We will now build a deep learning model (LSTM/GRU) to determine whether sequential modeling can improve performance.


### 3.3 Tokenization and Sequence Preparation (for LSTM/GRU)

For the deep learning model, we convert each cleaned tweet into a sequence of integer indices:

1. Fit a Keras `Tokenizer` on the cleaned training text.  
2. Transform tweets into integer sequences.  
3. Pad or truncate sequences to a fixed maximum length.

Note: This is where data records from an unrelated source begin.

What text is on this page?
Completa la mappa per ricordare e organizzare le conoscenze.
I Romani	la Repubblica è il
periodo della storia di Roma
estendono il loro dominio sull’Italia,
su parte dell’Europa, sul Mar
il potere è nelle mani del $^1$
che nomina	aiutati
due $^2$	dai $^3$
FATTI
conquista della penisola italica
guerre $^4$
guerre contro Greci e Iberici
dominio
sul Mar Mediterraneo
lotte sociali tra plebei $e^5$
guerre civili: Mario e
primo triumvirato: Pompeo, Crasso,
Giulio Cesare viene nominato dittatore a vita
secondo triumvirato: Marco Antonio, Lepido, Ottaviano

This representation allows us to use an Embedding layer followed by an LSTM/GRU network.


In [None]:
from tensorflow.keras.preprocessing.text import Tokenizer
from tensorflow.keras.preprocessing.sequence import pad_sequences
import numpy as np

# Parameters
max_words = 20000      # maximum vocabulary size
max_len = 40           # maximum tweet length in tokens (we'll experiment later)

# Fit tokenizer on training text
tokenizer = Tokenizer(num_words=max_words, oov_token="<OOV>")
tokenizer.fit_on_texts(train["clean_text"].values)

# Text -> sequences
X_seq = tokenizer.texts_to_sequences(train["clean_text"].values)
X_test_seq = tokenizer.texts_to_sequences(test["clean_text"].values)

# Pad sequences
X_pad = pad_sequences(X_seq, maxlen=max_len, padding="post", truncating="post")
X_test_pad = pad_sequences(X_test_seq, maxlen=max_len, padding="post", truncating="post")

y = train["target"].values

X_pad.shape, X_test_pad.shape